Dr. Hoffman also participates in and/or co-leads several single-institution and multicenter QI initiatives. She is involved in the UTSW Quality Enhancement Plan's Team FIRST as an instructor and lead. Dr. Hoffman is the site Co-Investigator for the NIH-funded study Handoffs and Transitions in Critical Care – Understanding Scalability (HATRICC-US) (clinicaltrials.gov identifier: NCT04571749).
- Peter Luckett, M.D.
Dr. Luckett has current research interests that include clinical trials in pediatric critical care. In 2002, he was an initial organizing member of the PALISI Network clinical trials group. Recent clinical trials include a longitudinal cohort study of post-intensive care syndrome in pediatrics that has recently been concluded and PROSpect (PRone and OScillation PEdiatric Clinical Trial), an ongoing multicenter, international trial investigating ARDS ventilator management.
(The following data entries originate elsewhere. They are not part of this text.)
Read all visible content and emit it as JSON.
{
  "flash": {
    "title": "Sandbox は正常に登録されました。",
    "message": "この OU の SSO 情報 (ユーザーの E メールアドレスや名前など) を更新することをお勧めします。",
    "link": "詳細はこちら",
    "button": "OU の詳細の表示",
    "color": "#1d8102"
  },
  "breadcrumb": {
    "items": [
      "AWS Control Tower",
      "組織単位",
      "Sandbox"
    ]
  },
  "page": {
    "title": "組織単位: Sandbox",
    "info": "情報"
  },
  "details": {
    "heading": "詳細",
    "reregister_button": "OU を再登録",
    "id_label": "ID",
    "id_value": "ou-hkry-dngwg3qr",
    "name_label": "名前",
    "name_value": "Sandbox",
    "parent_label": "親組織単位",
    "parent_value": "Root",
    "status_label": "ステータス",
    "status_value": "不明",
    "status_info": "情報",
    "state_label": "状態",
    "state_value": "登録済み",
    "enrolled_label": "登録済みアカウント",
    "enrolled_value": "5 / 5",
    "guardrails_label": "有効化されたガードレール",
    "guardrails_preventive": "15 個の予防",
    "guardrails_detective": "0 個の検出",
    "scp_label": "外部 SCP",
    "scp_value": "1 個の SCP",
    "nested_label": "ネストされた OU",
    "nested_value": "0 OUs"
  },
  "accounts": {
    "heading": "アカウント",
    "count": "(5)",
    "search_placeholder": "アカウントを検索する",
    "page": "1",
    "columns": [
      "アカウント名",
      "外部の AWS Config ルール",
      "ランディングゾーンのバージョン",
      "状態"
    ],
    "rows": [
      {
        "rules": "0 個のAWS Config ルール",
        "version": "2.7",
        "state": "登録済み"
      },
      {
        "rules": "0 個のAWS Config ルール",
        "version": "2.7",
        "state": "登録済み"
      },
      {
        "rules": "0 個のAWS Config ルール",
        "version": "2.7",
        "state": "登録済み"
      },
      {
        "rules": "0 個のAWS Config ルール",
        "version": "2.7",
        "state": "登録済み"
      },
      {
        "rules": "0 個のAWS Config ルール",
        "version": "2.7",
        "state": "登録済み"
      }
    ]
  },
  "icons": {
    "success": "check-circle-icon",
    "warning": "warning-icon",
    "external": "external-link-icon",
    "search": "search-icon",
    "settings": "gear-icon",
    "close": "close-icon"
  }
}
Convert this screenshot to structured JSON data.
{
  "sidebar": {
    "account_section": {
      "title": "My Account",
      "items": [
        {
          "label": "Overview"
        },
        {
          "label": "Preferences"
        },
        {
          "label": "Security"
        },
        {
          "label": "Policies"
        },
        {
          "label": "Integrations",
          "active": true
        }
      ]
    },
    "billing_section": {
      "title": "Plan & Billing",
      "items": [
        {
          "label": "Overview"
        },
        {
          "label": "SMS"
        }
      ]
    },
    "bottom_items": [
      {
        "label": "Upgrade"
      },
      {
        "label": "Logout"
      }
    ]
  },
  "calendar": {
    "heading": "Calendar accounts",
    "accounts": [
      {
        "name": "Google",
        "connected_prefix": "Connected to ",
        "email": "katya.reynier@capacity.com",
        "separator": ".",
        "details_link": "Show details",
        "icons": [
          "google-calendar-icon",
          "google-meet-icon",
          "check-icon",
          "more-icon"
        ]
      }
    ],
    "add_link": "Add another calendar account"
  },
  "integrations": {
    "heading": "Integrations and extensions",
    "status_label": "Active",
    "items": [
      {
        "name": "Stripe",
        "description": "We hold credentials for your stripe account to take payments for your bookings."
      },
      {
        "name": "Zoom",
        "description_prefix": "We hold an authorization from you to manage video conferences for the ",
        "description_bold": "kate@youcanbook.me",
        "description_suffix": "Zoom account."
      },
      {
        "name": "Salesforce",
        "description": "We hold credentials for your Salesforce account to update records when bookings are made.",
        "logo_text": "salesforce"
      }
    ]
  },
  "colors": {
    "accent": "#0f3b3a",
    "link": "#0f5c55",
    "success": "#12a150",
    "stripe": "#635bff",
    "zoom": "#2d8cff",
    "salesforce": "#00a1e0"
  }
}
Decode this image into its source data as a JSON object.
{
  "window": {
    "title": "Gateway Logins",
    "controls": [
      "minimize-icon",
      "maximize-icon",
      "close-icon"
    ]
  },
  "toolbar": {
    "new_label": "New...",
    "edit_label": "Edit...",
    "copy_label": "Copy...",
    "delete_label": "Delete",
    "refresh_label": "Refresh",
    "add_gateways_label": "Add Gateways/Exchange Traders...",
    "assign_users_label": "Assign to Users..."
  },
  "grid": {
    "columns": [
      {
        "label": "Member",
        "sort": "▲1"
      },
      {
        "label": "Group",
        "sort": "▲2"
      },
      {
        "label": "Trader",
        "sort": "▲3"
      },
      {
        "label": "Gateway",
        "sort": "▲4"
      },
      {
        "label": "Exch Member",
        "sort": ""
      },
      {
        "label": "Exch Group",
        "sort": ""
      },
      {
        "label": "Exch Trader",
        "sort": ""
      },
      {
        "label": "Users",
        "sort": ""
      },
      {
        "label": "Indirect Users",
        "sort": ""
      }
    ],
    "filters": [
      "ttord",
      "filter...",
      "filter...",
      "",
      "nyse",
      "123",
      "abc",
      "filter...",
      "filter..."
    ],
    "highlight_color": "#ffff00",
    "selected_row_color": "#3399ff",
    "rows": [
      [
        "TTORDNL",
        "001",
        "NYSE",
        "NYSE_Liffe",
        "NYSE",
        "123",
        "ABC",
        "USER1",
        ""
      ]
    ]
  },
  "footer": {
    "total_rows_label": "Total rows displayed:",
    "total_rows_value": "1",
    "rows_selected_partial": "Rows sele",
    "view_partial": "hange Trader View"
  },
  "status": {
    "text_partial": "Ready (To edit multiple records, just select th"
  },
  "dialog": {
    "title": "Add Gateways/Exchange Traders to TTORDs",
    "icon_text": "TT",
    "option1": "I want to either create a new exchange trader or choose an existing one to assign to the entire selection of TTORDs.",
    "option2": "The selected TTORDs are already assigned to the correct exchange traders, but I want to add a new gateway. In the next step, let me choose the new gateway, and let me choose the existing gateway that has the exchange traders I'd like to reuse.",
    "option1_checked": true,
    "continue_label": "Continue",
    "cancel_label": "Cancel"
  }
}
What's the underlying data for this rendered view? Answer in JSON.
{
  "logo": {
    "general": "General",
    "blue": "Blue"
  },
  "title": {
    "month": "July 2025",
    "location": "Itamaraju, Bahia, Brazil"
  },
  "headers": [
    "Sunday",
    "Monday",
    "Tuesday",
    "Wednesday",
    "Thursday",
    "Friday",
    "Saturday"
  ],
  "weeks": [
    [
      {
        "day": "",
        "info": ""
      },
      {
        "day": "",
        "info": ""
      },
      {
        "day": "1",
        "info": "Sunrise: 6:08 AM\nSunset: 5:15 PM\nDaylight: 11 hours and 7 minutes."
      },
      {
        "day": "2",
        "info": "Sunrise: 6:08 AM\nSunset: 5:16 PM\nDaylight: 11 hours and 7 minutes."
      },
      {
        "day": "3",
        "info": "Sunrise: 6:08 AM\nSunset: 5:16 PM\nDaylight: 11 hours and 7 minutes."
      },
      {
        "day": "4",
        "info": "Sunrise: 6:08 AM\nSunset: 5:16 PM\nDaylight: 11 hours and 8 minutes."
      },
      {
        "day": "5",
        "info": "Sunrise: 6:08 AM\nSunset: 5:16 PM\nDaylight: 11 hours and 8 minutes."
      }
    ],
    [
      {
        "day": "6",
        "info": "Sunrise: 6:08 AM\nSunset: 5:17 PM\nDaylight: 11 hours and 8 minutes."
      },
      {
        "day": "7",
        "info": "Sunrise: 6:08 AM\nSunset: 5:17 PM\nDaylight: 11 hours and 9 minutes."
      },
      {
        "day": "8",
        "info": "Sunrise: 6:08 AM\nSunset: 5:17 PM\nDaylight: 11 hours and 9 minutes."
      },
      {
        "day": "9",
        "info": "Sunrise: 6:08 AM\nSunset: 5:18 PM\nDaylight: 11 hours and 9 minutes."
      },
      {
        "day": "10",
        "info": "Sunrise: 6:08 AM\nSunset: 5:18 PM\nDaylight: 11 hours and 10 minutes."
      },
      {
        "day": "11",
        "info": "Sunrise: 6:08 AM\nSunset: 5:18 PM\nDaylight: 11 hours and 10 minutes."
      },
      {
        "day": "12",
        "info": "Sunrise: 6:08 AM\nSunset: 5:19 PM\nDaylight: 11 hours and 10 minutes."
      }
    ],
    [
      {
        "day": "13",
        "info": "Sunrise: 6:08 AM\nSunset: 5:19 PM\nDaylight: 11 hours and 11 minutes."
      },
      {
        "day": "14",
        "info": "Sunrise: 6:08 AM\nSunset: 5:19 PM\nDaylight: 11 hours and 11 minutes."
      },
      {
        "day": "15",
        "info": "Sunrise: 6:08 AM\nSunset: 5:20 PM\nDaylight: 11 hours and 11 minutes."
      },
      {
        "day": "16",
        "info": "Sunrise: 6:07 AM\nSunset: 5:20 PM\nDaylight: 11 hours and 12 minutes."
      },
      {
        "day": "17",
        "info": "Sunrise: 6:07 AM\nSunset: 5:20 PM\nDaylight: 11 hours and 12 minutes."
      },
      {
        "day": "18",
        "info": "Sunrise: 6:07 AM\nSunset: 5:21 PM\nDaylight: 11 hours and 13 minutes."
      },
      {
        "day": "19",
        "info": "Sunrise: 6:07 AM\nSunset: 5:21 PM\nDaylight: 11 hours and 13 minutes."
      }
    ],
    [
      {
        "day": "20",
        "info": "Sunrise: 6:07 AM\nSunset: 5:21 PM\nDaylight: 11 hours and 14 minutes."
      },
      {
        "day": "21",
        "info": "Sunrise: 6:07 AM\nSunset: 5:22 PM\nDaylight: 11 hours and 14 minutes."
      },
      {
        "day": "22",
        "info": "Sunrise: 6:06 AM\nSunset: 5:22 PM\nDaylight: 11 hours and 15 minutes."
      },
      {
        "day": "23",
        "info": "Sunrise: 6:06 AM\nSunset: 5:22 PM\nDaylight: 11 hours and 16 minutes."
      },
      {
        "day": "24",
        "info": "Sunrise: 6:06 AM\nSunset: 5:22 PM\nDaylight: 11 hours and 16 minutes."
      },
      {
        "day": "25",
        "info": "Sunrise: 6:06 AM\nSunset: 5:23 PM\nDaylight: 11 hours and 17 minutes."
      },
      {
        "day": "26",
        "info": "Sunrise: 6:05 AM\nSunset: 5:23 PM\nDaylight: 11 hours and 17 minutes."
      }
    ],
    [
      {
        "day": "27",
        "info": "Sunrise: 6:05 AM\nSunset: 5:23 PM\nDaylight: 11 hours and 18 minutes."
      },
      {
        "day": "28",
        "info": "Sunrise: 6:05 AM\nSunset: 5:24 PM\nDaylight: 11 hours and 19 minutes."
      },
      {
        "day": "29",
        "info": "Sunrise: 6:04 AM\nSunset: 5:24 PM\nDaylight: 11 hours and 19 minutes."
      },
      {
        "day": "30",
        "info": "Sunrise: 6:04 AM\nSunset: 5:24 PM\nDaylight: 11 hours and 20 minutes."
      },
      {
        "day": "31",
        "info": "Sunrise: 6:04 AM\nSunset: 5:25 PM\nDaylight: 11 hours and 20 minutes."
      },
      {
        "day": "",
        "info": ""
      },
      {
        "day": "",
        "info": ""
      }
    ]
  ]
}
As a member of the PALISI Network POST-PICU Scoping Review Investigators, he has participated in the development of a core outcome measurement set for use in pediatric critical care follow-up.
- Darryl Miles, M.D.
Dr. Miles is a member of the Pediatric Neurocritical Care Research Group and works to advance the care of neurocritical illness in children and better understand how the brain responds to injury. He has participated in several large multicenter clinical trials studying hypothermia after traumatic brain injury and cardiac arrest, and recently served as the site Principal Investigator for the multicenter trial Approaches and Decisions in Acute Pediatric Traumatic Brain Injury (ADAPT). Dr. Miles is currently leading projects using automated pupillometry and transcranial Doppler technology to noninvasively measure intracranial pathology in brain-injured children.
- Alan Poole, M.D., Ph.D.
Dr. Poole was the site PI for Antithrombin Activity and Catheter-Associated Thrombosis in Critically Ill Children, a multicenter prospective cohort study of critically ill children at high risk of bleeding with central venous catheters. Findings were recently published in the Journal of Thrombosis and Haemostasis.
- Alan Poole, M.D., Ph.D., and Paige Volk, M.D.
Dr. Poole and Dr. Volk lead a group that includes multiple faculty members in the Divisions of Pediatric Critical Care and of Allergy and Immunology, and the Lyda Hill Department of Bioinformatics, studying the determinants of severe pediatric asthma exacerbations using data from Children's Health, UTSW, and the Virtual PICU Systems (nationally aggregated data from over 35 children's hospitals) and made possible by disruptions to usual seasonal patterns of asthma exacerbations caused by the COVID-19 pandemic.
- Lakshmi Raman, M.D.
Dr. Raman's interest is in brain injury and the care of ECMO patients. She has concentrated her research on the effect of chronic hypoxia on the brain and has been involved in doing prospective studies in patients on ECMO and a study comparing different concentrations of hypertonic saline in the management of intracranial hypertension in traumatic brain injury.
- Darryl Miles, M.D., and Lakshmi Raman, M.D.
Dr. Miles and Dr. Raman, in collaboration with Ann Stowe, Ph.D., have received a grant from the Texas Institute for Brain Injury and Repair (TIBIR) to study the effects of cerebral perfusion pressure in severe traumatic brain injury on central nervous system inflammation after pediatric traumatic brain injury.